The disadvantage of Random sequencer is that the model coverage is typically time-dependent - it may take longer time for it to achieve the desired model coverage.

Sequencer - Optimal

Optimal sequencer uses the algorithm for Route inspection problem (aka Chinese Postman Problem) to generate the test cases (paths) that covers all transitions (and thus all states) in the State-based models.

The obvious advantage of Optimal sequencer is that it generates the least number of steps to cover all transitions in the model. As the result, this sequencer would work better for larger models or if you just want to run all test cases in the least amount of time.

The side effect is that the test cases generated by Optimal sequencer tends to be longer and fewer test cases with the minimal total number of test steps. This can be viewed as either an advantage or disadvantage depending on your specific use case.

Sequencer - Priority Path

Priority sequencer prioritizes transitions based on their assigned weight and tries to traversed transitions with higher weight first using graph algorithm to achieve desired model coverage.
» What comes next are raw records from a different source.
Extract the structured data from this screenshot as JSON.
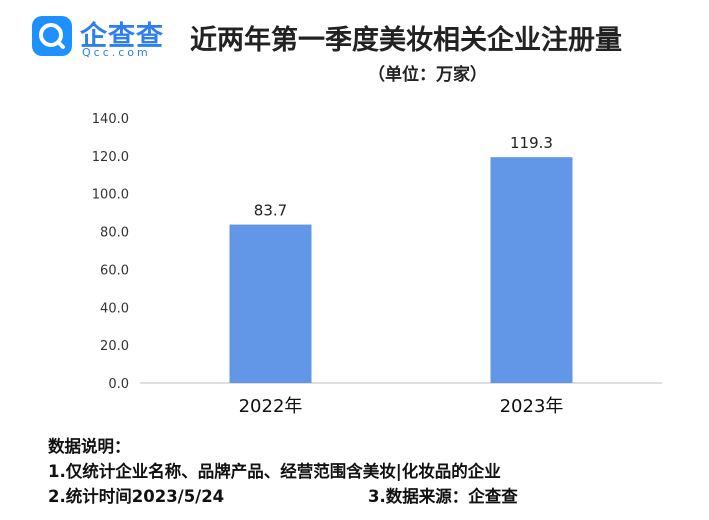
{
  "header": {
    "logo_text": "企查查",
    "logo_sub": "Qcc.com",
    "title": "近两年第一季度美妆相关企业注册量",
    "unit": "（单位：万家）"
  },
  "chart_data": {
    "type": "bar",
    "categories": [
      "2022年",
      "2023年"
    ],
    "values": [
      83.7,
      119.3
    ],
    "value_labels": [
      "83.7",
      "119.3"
    ],
    "title": "近两年第一季度美妆相关企业注册量",
    "ylim": [
      0,
      140
    ],
    "yticks": [
      "0.0",
      "20.0",
      "40.0",
      "60.0",
      "80.0",
      "100.0",
      "120.0",
      "140.0"
    ],
    "bar_color": "#6296e6",
    "grid": false
  },
  "notes": {
    "heading": "数据说明：",
    "line1": "1.仅统计企业名称、品牌产品、经营范围含美妆|化妆品的企业",
    "line2": "2.统计时间2023/5/24",
    "line3": "3.数据来源：企查查"
  },
  "colors": {
    "brand": "#2d7ff0",
    "bar": "#6296e6"
  }
}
The test cases generated by Priority sequencer usually are shorter than Optimal sequencer due to the nature of the algorithm, but the number of test steps to achieve the similar model coverage would be larger compared to Optimal sequencer.

Priority sequencer might be a good choice if you have certain transitions in the model that you wish to cover earlier and/or prefers shorter test cases.
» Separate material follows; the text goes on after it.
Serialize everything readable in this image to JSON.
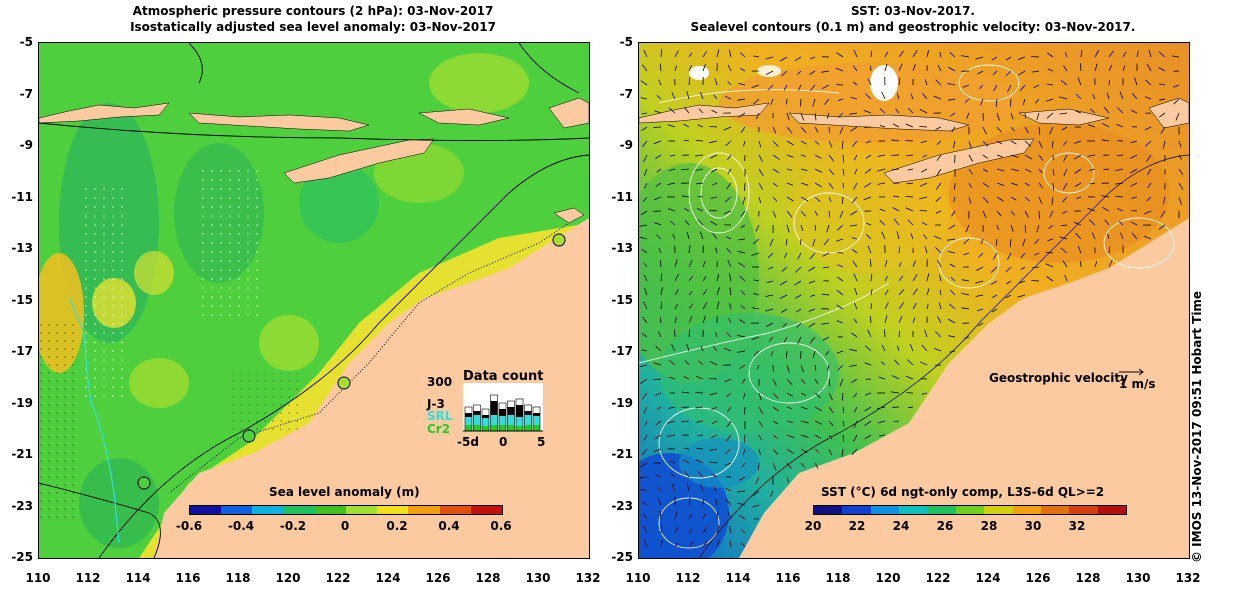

This sequencer supports following parameters to adjust the sensitivity on choosing higher priority transitions and over traversed transitions:

  • TraversedTransCost: integer, default 500
  • scale: float >= 0.1, default 1.0 = neutral, < 1.0 for less sensitive (less penalty on choosing lower weight transitions), > 1.0 for more sensitive

You may also set above parameters in config.properties for all models:

  Sequencer.TraversedTransCost=integer
  Sequencer.scale=float

Sequencer - AllPairs

AllPairs sequencer explores combinations of incoming and outgoing transitions of each state in the model and generate test paths that cover all incoming - outgoing transition pairs.

AllPairs sequencer offers more extensive model coverage than most of the sequencers ( Optimal and Priority, and others) with a deterministic test sequence.

Sequencer - Mark Optimal

Often times you may want to only test certain part of the model. Mark Optimal sequencer (and Mark Serial) generates test cases to cover the marked transitions.

Mark Optimal sequencer generates the test cases using the same Postman Problem Algorithm used by Optimal sequencer except that only the marked transitions are required to be covered.

Mark Optimal sequencer (and Mark Serial) can be used for Exploratory Testing, e.g. testing a new user stories just added to the model.

Mark Optimal sequencer is only available when running model in IDE.

Sequencer - MCase

MCase is a collection of transitions that represents a custom test case. MCase sequencer generates the actual test sequence (test steps) to navigate through the model to cover the transitions included in the MCase. This works very similarly as Marked Serial sequencer except that the transition collections are defined in scripts and MCases can be executed in IDE as well as remotely.

The main use of MCase sequencer is to generate custom test cases, which can be used to test a bug fix, regression testing of important workflows and smoke testing.

Since MCase is built with scripting, you can dynamically build any number of MCases through REST api. This provides an option to allow ALM process to test bug fixes remotely.